3:15 gibi kulvarda tırmanışa başladık. Kar kimi yerlerde batsada genelde sertti. Batmaması avantaj olmakla beraber eğimin falaz olmasında sert karda yürümeyi zorlaştırıyordu. Ay batıp gökyüzünün aydınlanmasına yakın kulvarın ilk etabını geçip yazınki batı rotası çıkışında Peck’e indiğimiz noktaya ulaştık. Bir iki yudum su içip devam ettik. İkinci etepta kar biraz yumuşadı ancak bu kısımda bir çok yerde kramponlarla kaya yuzeylerinden/engellerinden geçtiğimizden hızımız düştü. İkinci etabın ortalarından sonra 3-4 yerde çok dar ve yüksek, kaya yüzeyleri buz kaplı boğazlardan geçmek zor-zahmetli ancak oldukçada eğlenceliydi.

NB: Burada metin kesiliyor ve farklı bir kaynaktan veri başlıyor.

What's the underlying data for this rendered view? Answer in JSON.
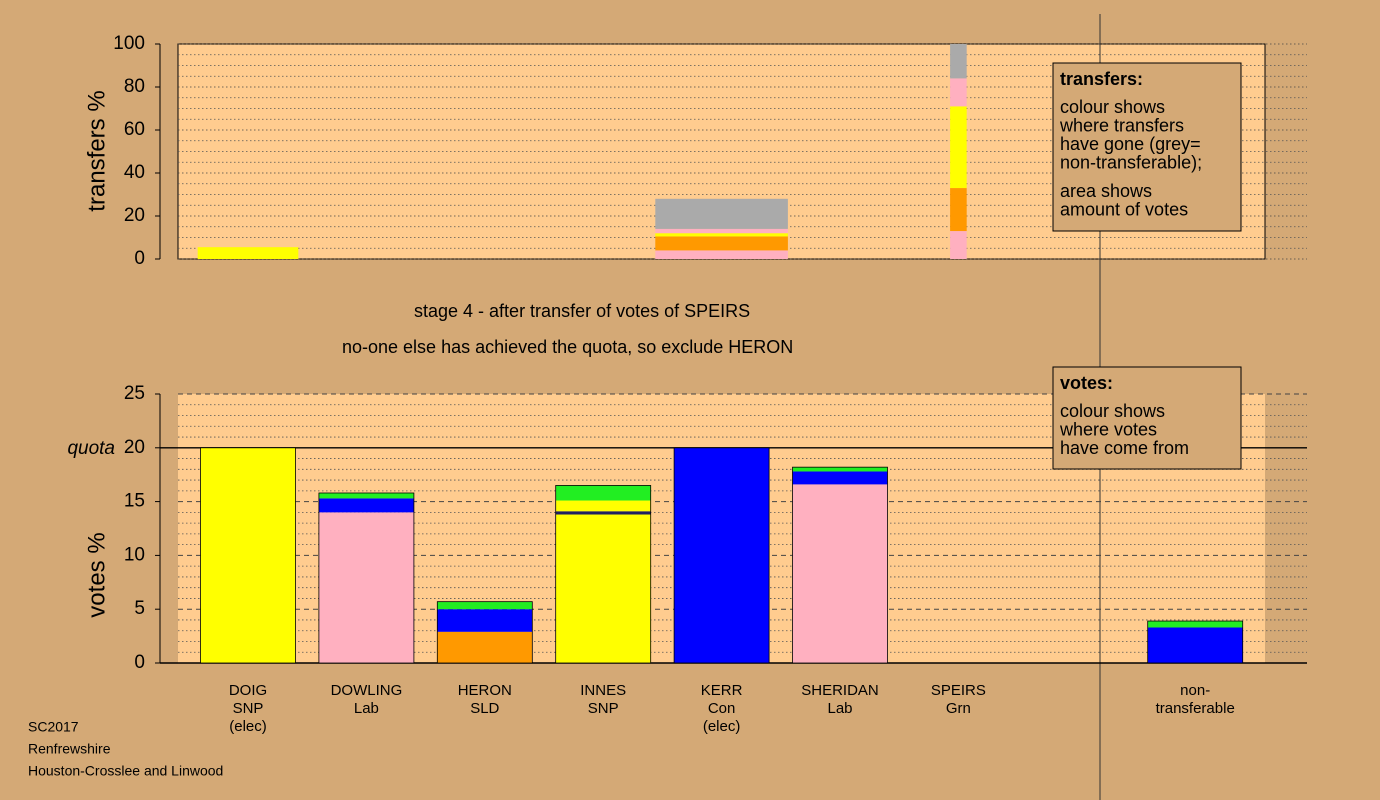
{
  "chart_data": [
    {
      "type": "bar",
      "ylabel": "transfers %",
      "ylim": [
        0,
        100
      ],
      "yticks": [
        0,
        20,
        40,
        60,
        80,
        100
      ],
      "minor_yticks": [
        5,
        10,
        15,
        25,
        30,
        35,
        45,
        50,
        55,
        65,
        70,
        75,
        85,
        90,
        95
      ],
      "legend_title": "transfers:",
      "legend_lines": [
        [
          "colour shows",
          "where transfers",
          "have gone (grey=",
          "non-transferable);"
        ],
        [
          "area shows",
          "amount of votes"
        ]
      ],
      "stacks": [
        {
          "width": 0.85,
          "segments": [
            {
              "color": "#ffff00",
              "value": 5.5
            }
          ]
        },
        null,
        null,
        null,
        {
          "width": 1.12,
          "segments": [
            {
              "color": "#ffb0c0",
              "value": 4
            },
            {
              "color": "#ff9900",
              "value": 6.5
            },
            {
              "color": "#ffff00",
              "value": 1.5
            },
            {
              "color": "#ffb0c0",
              "value": 2
            },
            {
              "color": "#aaaaaa",
              "value": 14
            }
          ]
        },
        null,
        {
          "width": 0.14,
          "segments": [
            {
              "color": "#ffb0c0",
              "value": 13
            },
            {
              "color": "#ff9900",
              "value": 20
            },
            {
              "color": "#ffff00",
              "value": 38
            },
            {
              "color": "#ffb0c0",
              "value": 13
            },
            {
              "color": "#aaaaaa",
              "value": 16
            }
          ]
        },
        null,
        null
      ]
    },
    {
      "type": "bar",
      "title": "stage 4 - after transfer of votes of SPEIRS",
      "subtitle": "no-one else has achieved the quota, so exclude HERON",
      "ylabel": "votes %",
      "ylim": [
        0,
        25
      ],
      "yticks": [
        0,
        5,
        10,
        15,
        20,
        25
      ],
      "minor_yticks": [
        1,
        2,
        3,
        4,
        6,
        7,
        8,
        9,
        11,
        12,
        13,
        14,
        16,
        17,
        18,
        19,
        21,
        22,
        23,
        24
      ],
      "quota": {
        "value": 20,
        "label": "quota"
      },
      "legend_title": "votes:",
      "legend_lines": [
        [
          "colour shows",
          "where votes",
          "have come from"
        ]
      ],
      "categories": [
        [
          "DOIG",
          "SNP",
          "(elec)"
        ],
        [
          "DOWLING",
          "Lab"
        ],
        [
          "HERON",
          "SLD"
        ],
        [
          "INNES",
          "SNP"
        ],
        [
          "KERR",
          "Con",
          "(elec)"
        ],
        [
          "SHERIDAN",
          "Lab"
        ],
        [
          "SPEIRS",
          "Grn"
        ],
        null,
        [
          "non-",
          "transferable"
        ]
      ],
      "stacks": [
        {
          "segments": [
            {
              "color": "#ffff00",
              "value": 20
            }
          ]
        },
        {
          "segments": [
            {
              "color": "#ffb0c0",
              "value": 14
            },
            {
              "color": "#0000ff",
              "value": 1.3
            },
            {
              "color": "#22ee22",
              "value": 0.5
            }
          ]
        },
        {
          "segments": [
            {
              "color": "#ff9900",
              "value": 2.9
            },
            {
              "color": "#0000ff",
              "value": 2.1
            },
            {
              "color": "#22ee22",
              "value": 0.7
            }
          ]
        },
        {
          "segments": [
            {
              "color": "#ffff00",
              "value": 13.8
            },
            {
              "color": "#202060",
              "value": 0.3
            },
            {
              "color": "#ffff00",
              "value": 1
            },
            {
              "color": "#22ee22",
              "value": 1.4
            }
          ]
        },
        {
          "segments": [
            {
              "color": "#0000ff",
              "value": 20
            }
          ]
        },
        {
          "segments": [
            {
              "color": "#ffb0c0",
              "value": 16.6
            },
            {
              "color": "#0000ff",
              "value": 1.2
            },
            {
              "color": "#22ee22",
              "value": 0.4
            }
          ]
        },
        {
          "segments": [
            {
              "color": "#22ee22",
              "value": 0
            }
          ]
        },
        null,
        {
          "segments": [
            {
              "color": "#0000ff",
              "value": 3.3
            },
            {
              "color": "#22ee22",
              "value": 0.6
            }
          ]
        }
      ]
    }
  ],
  "footer": [
    "SC2017",
    "Renfrewshire",
    "Houston-Crosslee and Linwood"
  ]
}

Kazma uçlarında parçalanarak havaya uçuşan buz parçalarını gördükçe daha da keyifleniyor bir sonraki engelin daha zor dolayısı ile daha heyecanlı olmasını umuyorduk. Adrenalinin tadına varmıştık artık. Kulvarı bitirmemiz molalarla birlikte 6.5-7 saat sürdü. Kulvar sonuna ulaştığğmğzda ise ınıınınnnn:"Houston, bir sorunumuz var!!!". Önce biraz umutsuzluga kapıldık zira karşımızda 3-4 metrelik bir duvar engel çıktı. Oldukça biçimsiz bir yerdeydik ve hareket etmek bile başlı başına bir risk kaynağıydı. Biraz fikir teatisi sonrası bolca cesaret eşliğinde kramponların ön dişlerini 1-2 santimlik çıkıntılara/basmaklara taka taka engeli aştık. Bundan sonrası ise başka bir macera oldu. Kornişlerle kaplı oldukça dar ve uzun bir sırt geçişi bizi bekliyordu. Burayı ip emniyeti alarak dikkatli ve yavaş bir şekilde geçtik. Bol bolda görüntü kaydı yaptık. Bu sırttan atlayacak olursanız yaklaşık 1000 metrelik bir serbest düşme ile bir kaç saniyede Cimbar vadisinin girişine ulaşabilirsiniz. Sanırız aşağı inmenin en hızlı ve kestirme yolu bu olurdu. Biz külahtan inmeyi tercih ettik. Sırtı geçip saat 10:30'da zirve noktasına ulaştık. Bu güne kadar ki yaptığımız en sıkı faaliyet olmuş sinirlerimizi biraz daha genişletmiştik. Keyfimize diyecek yoktu. Çıkış öncesi konuşurken en geç öğleden sonra 2 gibi zirvede olmayı planlamıştık, hızlı bir çıkış yaptığımızın farkındaydık ancak tahminimizin 3.5 saat önünde olmakta bizim için artı sevindirici bir durum oldu.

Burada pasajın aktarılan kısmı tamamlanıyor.